O aspecto contínuo, por sua vez, faz referência a uma situação que está em andamento em um determinado período. No caso das sentenças em (3c) e (3d), temos uma situação em curso no passado e uma situação em curso no presente, respectivamente. Quanto à expressão do aspecto imperfectivo contínuo, é importante notar que sua expressão pode se dar por meio de morfologias de progressivo e de não progressivo no PB, como mostram os exemplos cujas orações estão em negrito em (4) abaixo, em que parte dos exemplos em (3) é retomada.

4. (a) Pedro estava nadando no lago quando cheguei. (b) Pedro está nadando no lago agora.

(c) Pedro nadava no lago quando cheguei. (d) Pedro nada no lago agora.

É interessante notar que, em (4a) e (4c), de um lado, e em (4b) e (4d), de outro, as sentenças de leitura contínua foram expressas através de marcas morfológicas distintas, ainda que preservassem o mesmo Tempo e o mesmo Aspecto. Desse modo, em línguas como o português, o aspecto contínuo pode ser expresso através de uma morfologia de não progressivo, como a morfologia de presente do indicativo (sentença em (4d)) ou de pretérito imperfeito do indicativo (sentença em (4c)), ou através de uma morfologia de progressivo, como a perífrase “estar” + verbo principal no gerúndio(sentenças em (4a) e (4b)). Há outras línguas, no entanto, que não possuem uma morfologia de progressivo para expressar uma situação em andamento. A respeito de uma dessas línguas, o húngaro, Emmel (2005, p.55) afirma que:

“[O] Húngaro não apresenta uma marcação morfológica para o progressivo, mas a ordem de palavras e uma entonação especial da sentença autorizam uma interpretação progressiva, sem que isso seja assumido como uma construção progressiva genuína.”

Nas línguas como o PB, isto é, línguas em que há a distinção entre morfologia de progressivo e de não progressivo, a morfologia de progressivo “corresponde à morfologia

específica para a expressão do imperfectivo contínuo” (ARAÚJO, 2015, p. 41).
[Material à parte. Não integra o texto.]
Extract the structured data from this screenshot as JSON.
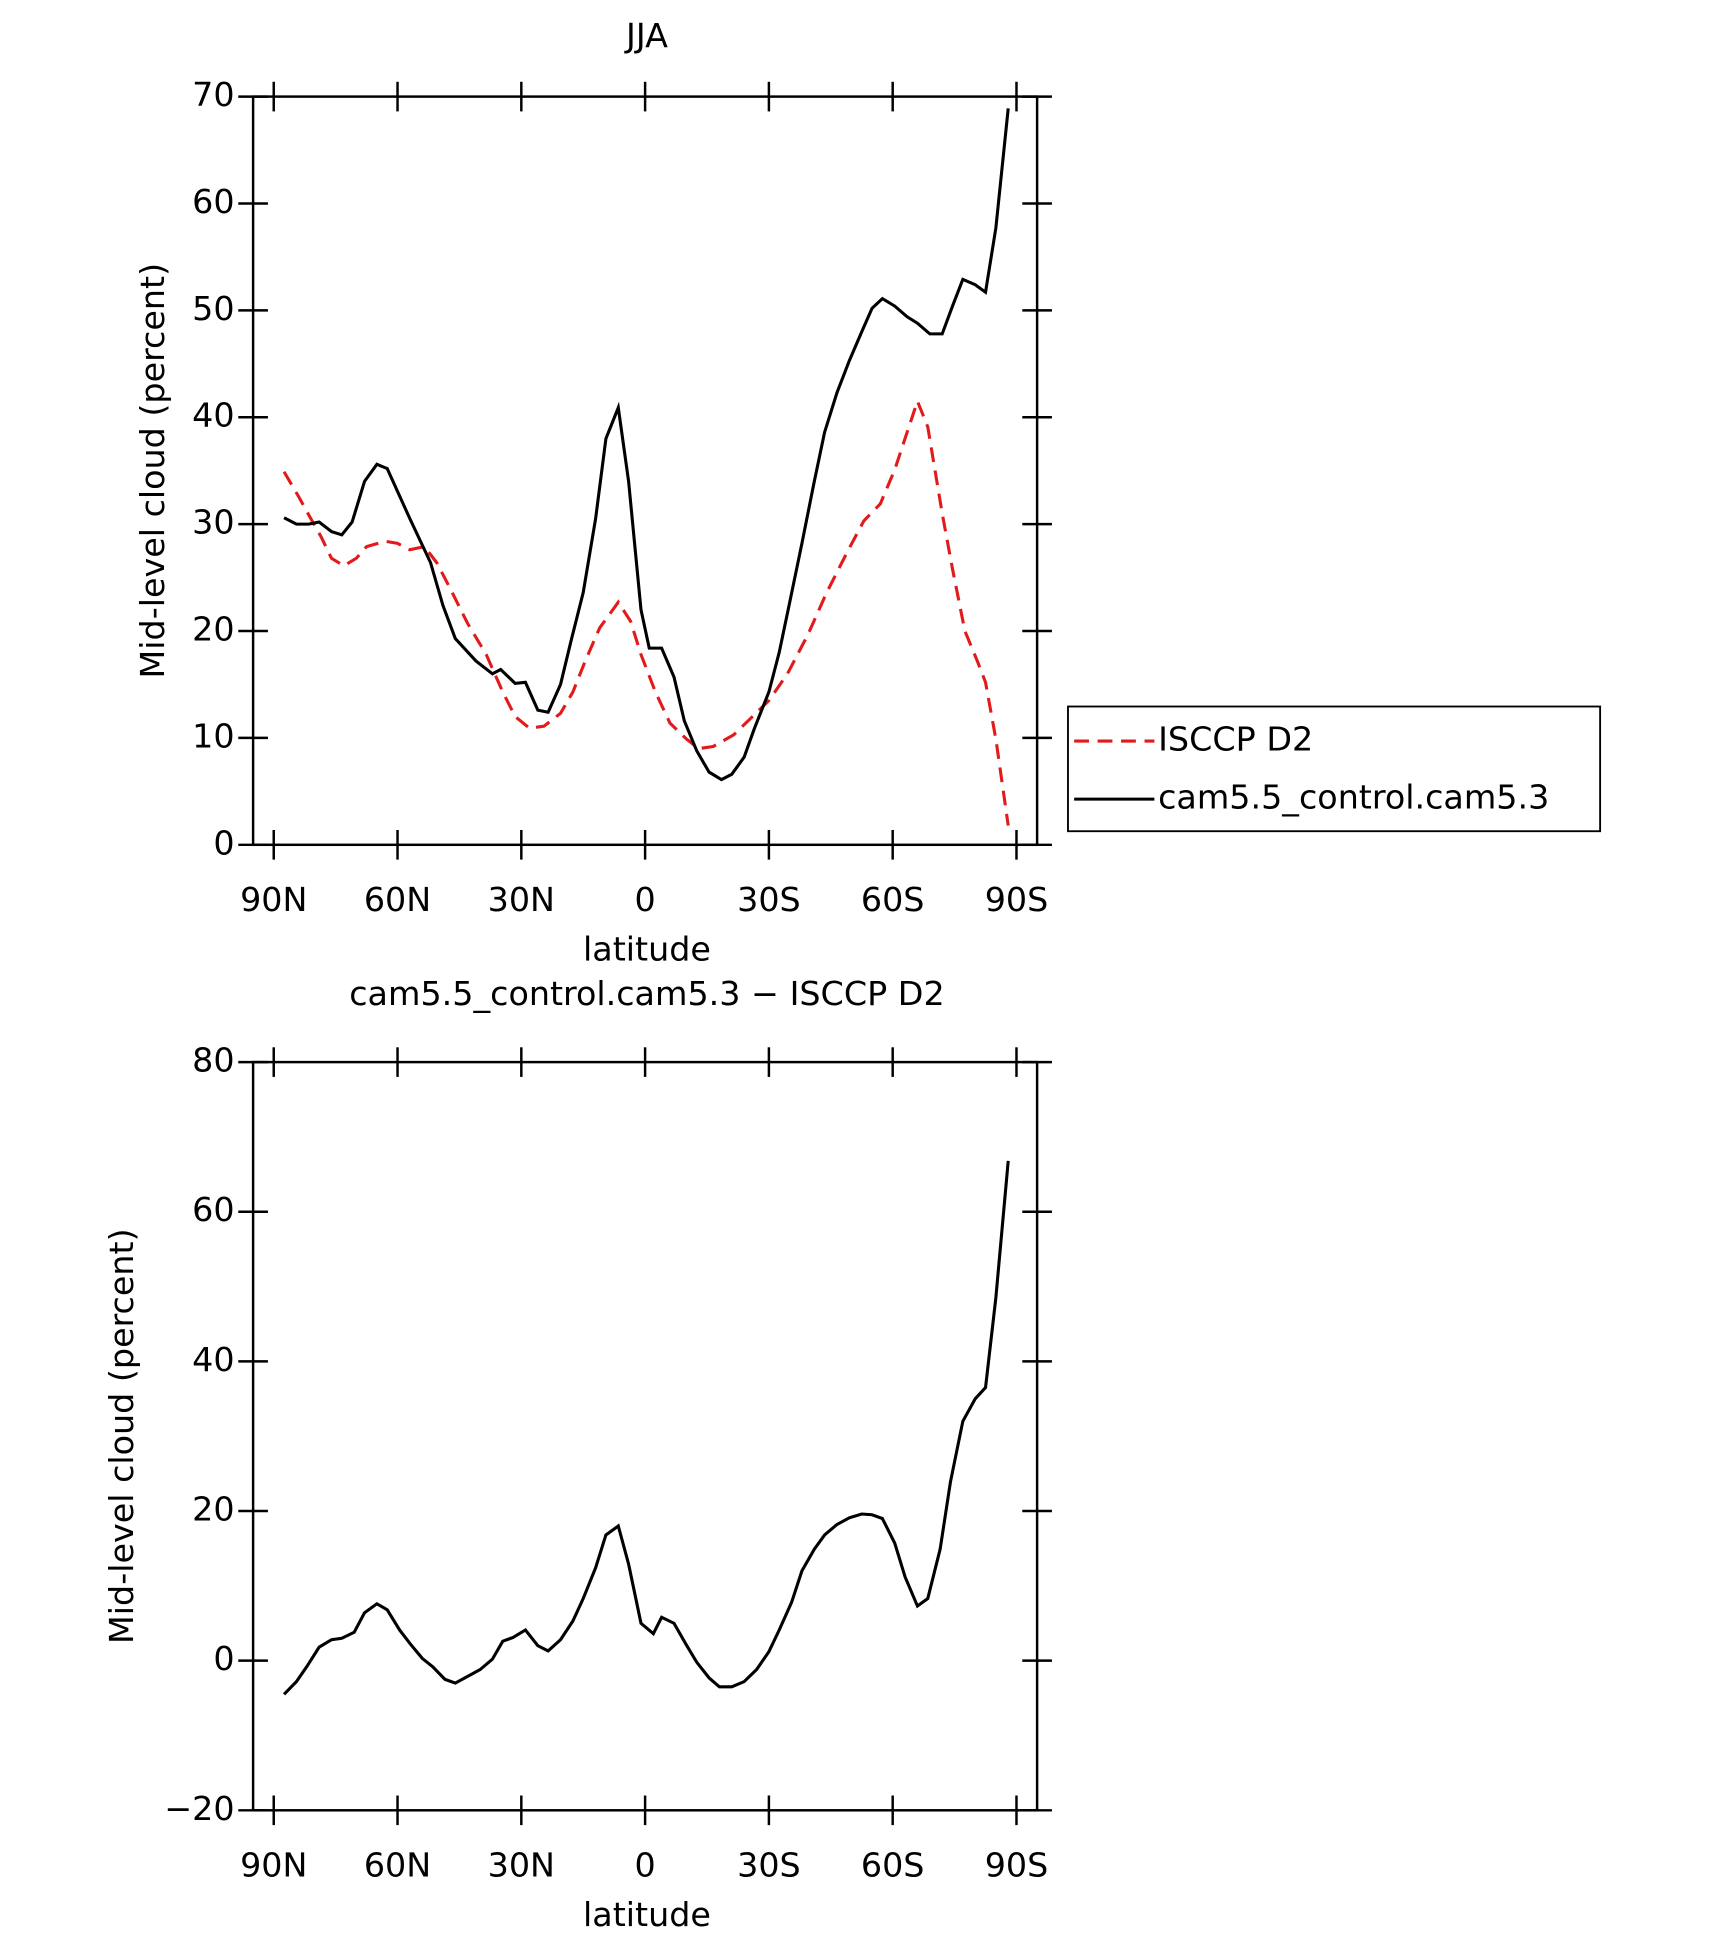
{
  "chart_data": [
    {
      "type": "line",
      "title": "JJA",
      "xlabel": "latitude",
      "ylabel": "Mid-level cloud (percent)",
      "xlim": [
        95,
        -95
      ],
      "xticks": [
        {
          "value": 90,
          "label": "90N"
        },
        {
          "value": 60,
          "label": "60N"
        },
        {
          "value": 30,
          "label": "30N"
        },
        0,
        {
          "value": -30,
          "label": "30S"
        },
        {
          "value": -60,
          "label": "60S"
        },
        {
          "value": -90,
          "label": "90S"
        }
      ],
      "ylim": [
        0,
        70
      ],
      "yticks": [
        0,
        10,
        20,
        30,
        40,
        50,
        60,
        70
      ],
      "legend": "right",
      "series": [
        {
          "name": "ISCCP D2",
          "color": "#e31a1c",
          "dash": true,
          "x": [
            87.5,
            84,
            81,
            78.5,
            76,
            73,
            70,
            67.5,
            63,
            60,
            57,
            53.5,
            50.5,
            47,
            43,
            38.5,
            34.5,
            31.5,
            28,
            24.5,
            20.5,
            17.5,
            14.5,
            11,
            6.5,
            3.5,
            1,
            -2.5,
            -6,
            -10,
            -13,
            -16.5,
            -21.5,
            -25.5,
            -30,
            -34.5,
            -39.5,
            -44,
            -49,
            -53,
            -57,
            -60.5,
            -63.5,
            -66,
            -68.5,
            -72,
            -74.5,
            -77.5,
            -80.5,
            -82.5,
            -85,
            -88
          ],
          "values": [
            34.9,
            32.6,
            30.5,
            28.8,
            26.8,
            26.1,
            26.8,
            27.9,
            28.4,
            28.2,
            27.6,
            27.9,
            26.4,
            23.8,
            20.7,
            17.8,
            14.3,
            12,
            10.9,
            11.1,
            12.3,
            14.3,
            17.2,
            20.3,
            22.7,
            20.9,
            17.8,
            14.3,
            11.4,
            9.9,
            9,
            9.2,
            10.3,
            11.8,
            13.5,
            16,
            19.7,
            23.6,
            27.4,
            30.3,
            31.9,
            35.1,
            38.6,
            41.5,
            39.1,
            31,
            25.8,
            20,
            17.2,
            15.2,
            9.9,
            1.8
          ]
        },
        {
          "name": "cam5.5_control.cam5.3",
          "color": "#000000",
          "dash": false,
          "x": [
            87.5,
            84.5,
            81.5,
            79,
            76,
            73.5,
            71,
            68,
            65,
            62.5,
            57,
            52,
            49,
            46,
            41,
            37,
            35,
            31.5,
            29,
            26,
            23.5,
            20.5,
            18,
            15,
            12,
            9.5,
            6.5,
            4,
            1,
            -1,
            -4,
            -7,
            -9.5,
            -12.5,
            -15.5,
            -18.5,
            -21,
            -24,
            -26.5,
            -30,
            -32.5,
            -35,
            -38,
            -41,
            -43.5,
            -46.5,
            -49.5,
            -52.5,
            -55,
            -57.5,
            -60.5,
            -63.5,
            -66,
            -69,
            -72,
            -74.5,
            -77,
            -80,
            -82.5,
            -85,
            -88
          ],
          "values": [
            30.6,
            30,
            30,
            30.2,
            29.3,
            29,
            30.2,
            34,
            35.6,
            35.2,
            30.5,
            26.4,
            22.4,
            19.3,
            17.2,
            16,
            16.4,
            15.1,
            15.2,
            12.6,
            12.4,
            15,
            19,
            23.6,
            30.5,
            38,
            40.9,
            34,
            22,
            18.4,
            18.4,
            15.7,
            11.6,
            8.8,
            6.8,
            6.1,
            6.6,
            8.2,
            10.9,
            14.3,
            18,
            22.6,
            28.2,
            34,
            38.6,
            42.3,
            45.3,
            48,
            50.2,
            51.1,
            50.4,
            49.4,
            48.8,
            47.8,
            47.8,
            50.4,
            52.9,
            52.4,
            51.7,
            57.7,
            68.9
          ]
        }
      ]
    },
    {
      "type": "line",
      "title": "cam5.5_control.cam5.3 − ISCCP D2",
      "xlabel": "latitude",
      "ylabel": "Mid-level cloud (percent)",
      "xlim": [
        95,
        -95
      ],
      "xticks": [
        {
          "value": 90,
          "label": "90N"
        },
        {
          "value": 60,
          "label": "60N"
        },
        {
          "value": 30,
          "label": "30N"
        },
        0,
        {
          "value": -30,
          "label": "30S"
        },
        {
          "value": -60,
          "label": "60S"
        },
        {
          "value": -90,
          "label": "90S"
        }
      ],
      "ylim": [
        -20,
        80
      ],
      "yticks": [
        {
          "value": -20,
          "label": "−20"
        },
        0,
        20,
        40,
        60,
        80
      ],
      "series": [
        {
          "color": "#000000",
          "dash": false,
          "x": [
            87.5,
            84.5,
            82,
            79,
            76,
            73.5,
            70.5,
            68,
            65,
            62.5,
            59.5,
            57,
            54,
            51.5,
            48.5,
            46,
            43,
            40,
            37,
            34.5,
            32,
            29,
            26,
            23.5,
            20.5,
            17.5,
            15,
            12,
            9.5,
            6.5,
            4,
            1,
            -2,
            -4,
            -7,
            -10,
            -12.5,
            -15.5,
            -18,
            -21,
            -24,
            -27,
            -30,
            -32.5,
            -35.5,
            -38,
            -41,
            -43.5,
            -46.5,
            -49.5,
            -52.5,
            -55,
            -57.5,
            -60.5,
            -63,
            -66,
            -68.5,
            -71.5,
            -74,
            -77,
            -80,
            -82.5,
            -85,
            -88
          ],
          "values": [
            -4.5,
            -2.8,
            -0.8,
            1.8,
            2.8,
            3,
            3.8,
            6.4,
            7.6,
            6.8,
            4.1,
            2.3,
            0.3,
            -0.8,
            -2.5,
            -3,
            -2.1,
            -1.2,
            0.2,
            2.6,
            3.1,
            4.1,
            2,
            1.3,
            2.8,
            5.3,
            8.3,
            12.4,
            16.8,
            18,
            12.9,
            5,
            3.6,
            5.8,
            5,
            2.1,
            -0.2,
            -2.3,
            -3.5,
            -3.5,
            -2.8,
            -1.2,
            1.2,
            4.1,
            7.8,
            12,
            14.9,
            16.8,
            18.2,
            19.1,
            19.6,
            19.5,
            19,
            15.7,
            11.2,
            7.3,
            8.3,
            14.9,
            23.9,
            32,
            35,
            36.5,
            48.5,
            66.8
          ]
        }
      ]
    }
  ]
}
Nessas línguas, porém, de acordo com Comrie (1976), o uso da morfologia de progressivo pode ser restringido devido a particularidades semânticas do verbo. Além disso, segundo o autor, cada língua tem suas próprias regras que especificam quais são os verbos que podem ser combinados à forma progressiva. A questão do uso da morfologia de progressivo é especialmente relevante neste trabalho e voltaremos a tratar dela com mais cuidado no próximo capítulo desta dissertação.

Por fim, é importante chamar a atenção para o fato de que Comrie (1976), como mostra a figura 2, inclui progressivo e não progressivo em seu quadro de distinções aspectuais, tratando dessa oposição de maneira ambígua, ora como se progressivo e não progressivo fossem categorias aspectuais distintas, ora como se fossem marcas morfológicas distintas. Neste trabalho, no entanto, não consideraremos progressivo e não progressivo como diferentes categorias aspectuais, mas como diferentes marcas morfológicas, ou seja, como diferentes maneiras de realizarmos morfologicamente o aspecto imperfectivo contínuo. Essa questão será retomada mais adiante, na seção 2.1 do capítulo 2.

No decorrer desta seção, salientamos, bem como observa Cunha (2004), que há uma considerável variação entre as línguas humanas quanto aos recursos disponíveis para expressar a informação aspectual relevante. Se, por um lado, a expressão morfológica de Aspecto varia entre as diferentes línguas, por outro, Aspecto é uma categoria sintática universal, pois está presente em todas as línguas. Na próxima seção, trataremos daquele aspecto que diz respeito às particularidades semânticas inerentes dos itens lexicais, o aspecto semântico.